Os palestinos querem neutralizar a criticada decisão do presidente americano, Donald Trump, a quem já não consideram um mediador "legítimo" no processo de paz, obtendo o reconhecimento de todos os países europeus.

A Suécia e outros oito países já reconhecem o Estado palestino, aos quais, mais tarde, a Eslovênia poderia se unir. Mas outros veem esta decisão como resultado das negociações de paz entre israelenses e palestinos, congeladas desde 2014.

Nesse sentindo, o presidente da Autoridade Palestina, de 82 anos, destacou que "não existem contradições entre reconhecimento e retomada das negociações", e defendeu que isto "abriria as portas para a paz".

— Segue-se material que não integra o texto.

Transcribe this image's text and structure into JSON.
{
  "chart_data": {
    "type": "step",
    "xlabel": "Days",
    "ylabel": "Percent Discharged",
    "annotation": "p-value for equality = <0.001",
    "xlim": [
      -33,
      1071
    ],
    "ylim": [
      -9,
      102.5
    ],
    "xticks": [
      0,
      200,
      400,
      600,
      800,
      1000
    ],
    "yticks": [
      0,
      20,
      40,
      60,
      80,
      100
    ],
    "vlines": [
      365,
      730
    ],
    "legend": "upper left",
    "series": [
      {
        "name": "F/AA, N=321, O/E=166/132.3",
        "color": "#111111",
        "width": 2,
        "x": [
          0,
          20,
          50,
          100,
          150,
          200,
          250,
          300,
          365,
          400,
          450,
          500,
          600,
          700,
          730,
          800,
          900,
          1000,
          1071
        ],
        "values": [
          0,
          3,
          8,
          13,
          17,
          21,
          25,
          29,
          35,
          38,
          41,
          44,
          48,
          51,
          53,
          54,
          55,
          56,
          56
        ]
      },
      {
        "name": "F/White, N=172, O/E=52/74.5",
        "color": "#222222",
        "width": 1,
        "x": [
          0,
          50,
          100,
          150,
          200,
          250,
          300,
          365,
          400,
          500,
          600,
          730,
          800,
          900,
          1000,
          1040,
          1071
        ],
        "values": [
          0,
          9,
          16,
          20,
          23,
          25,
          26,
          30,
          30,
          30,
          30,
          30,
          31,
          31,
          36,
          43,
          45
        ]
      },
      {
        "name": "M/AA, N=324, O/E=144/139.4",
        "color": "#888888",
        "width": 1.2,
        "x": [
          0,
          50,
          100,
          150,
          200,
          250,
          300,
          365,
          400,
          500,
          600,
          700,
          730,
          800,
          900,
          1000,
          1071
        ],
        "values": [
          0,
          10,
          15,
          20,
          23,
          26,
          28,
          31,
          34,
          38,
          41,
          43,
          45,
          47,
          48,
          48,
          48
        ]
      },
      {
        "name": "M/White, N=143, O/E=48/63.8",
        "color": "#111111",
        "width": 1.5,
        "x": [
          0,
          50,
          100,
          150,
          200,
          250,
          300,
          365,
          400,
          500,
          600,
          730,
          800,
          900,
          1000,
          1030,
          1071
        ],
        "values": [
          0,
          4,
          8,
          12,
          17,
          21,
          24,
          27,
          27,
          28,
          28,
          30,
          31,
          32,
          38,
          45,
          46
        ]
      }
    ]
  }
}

Apesar da decisão de Trump, a posição europeia - a visão internacional mais estendida - se mantém sem mudanças: a solução passa pela criação de dois Estados com base nas fronteiras de 1967, cujas capitais em ambos os casos estariam em Jerusalém.

- 'Determinados a continuar' -

Embora o objetivo do almoço fosse discutir sobre "como a UE pode apoiar a retomada do processo" de paz, nas palavras de Mogherini, alguns chanceleres anunciaram sua intenção de advertir Abbas contra posições extremas.

Em meados de janeiro, o líder palestino considerou que, após a decisão americana, a oferta de paz israelense-palestina de Trump era o "tapa do século", e acrescentou que Israel "acabou" com os Acordos de Oslo de 1990 sobre a autonomia palestina.

O chanceler espanhol, Alfonso Dastis, urgiu em declarações à imprensa "moderar" sua resposta à decisão americana, enquanto Mogherini considerou que israelenses e palestinos devem "mostrar agora, mais do que nunca, sua vontade de se comprometer".

"Apesar dos obstáculos que podemos encontrar em nosso caminho", "estamos determinados a continuar esta negociação, já que pensamos que é a única maneira de avançar para encontrar uma solução negociada", assegurou Abbas.

Enquanto o presidente da Autoridade Palestina fazia esta declaração para a mídia, o vice-presidente americano, Mike Pence, que está em Israel, anunciou que a transferência de sua embaixada de Tel Aviv para Jerusalém aconteceria "antes do fim de 2019".

- Acordo de associação? -

Sem o reconhecimento, os europeus estudam oferecer aos palestinos um Acordo de Associação, um marco diplomático que mantém com outros países, como Israel, com cujo primeiro-ministro, Benjamin Netanyahu, houve uma reunião em dezembro em Bruxelas.

Países como Espanha e França apoiam iniciar discussões sobre esse marco de cooperação, mas a chefe da diplomacia europeia afirmou que o tema não foi abordado com Abbas e que a discussão a respeito na UE continuará "nas próximas semanas".

"Estamos em uma etapa muito preliminar", advertiu um funcionário da UE, explicando que um acordo deste tipo só poderia ser assinado se a UE reconhecesse a Palestina como um Estado independente.

Na véspera, o chanceler palestino, Riyad al-Malki, indicou à AFP que um acordo não pode "substituir" um reconhecimento de um Estado palestino e que "se os europeus querem desempenhar um papel, então devem ser justos em seu tratamento de ambas as partes".

A UE, primeiro fornecedor de fundos da Autoridade Palestina, se comprometeu a manter seu apoio financeiro, depois que Washington congelou a sua contribuição para a agência da ONU para os refugiados palestinos (UNRWA).

Mogherini indicou que a UE e seus países são os maiores doadores, com cerca de 439 milhões de dólares em 2017, mas considerou "impossível de imaginar" que cubram o vazio deixado por Washington.

Uma reunião do grupo internacional de doadores está programada para 31 de janeiro em Bruxelas.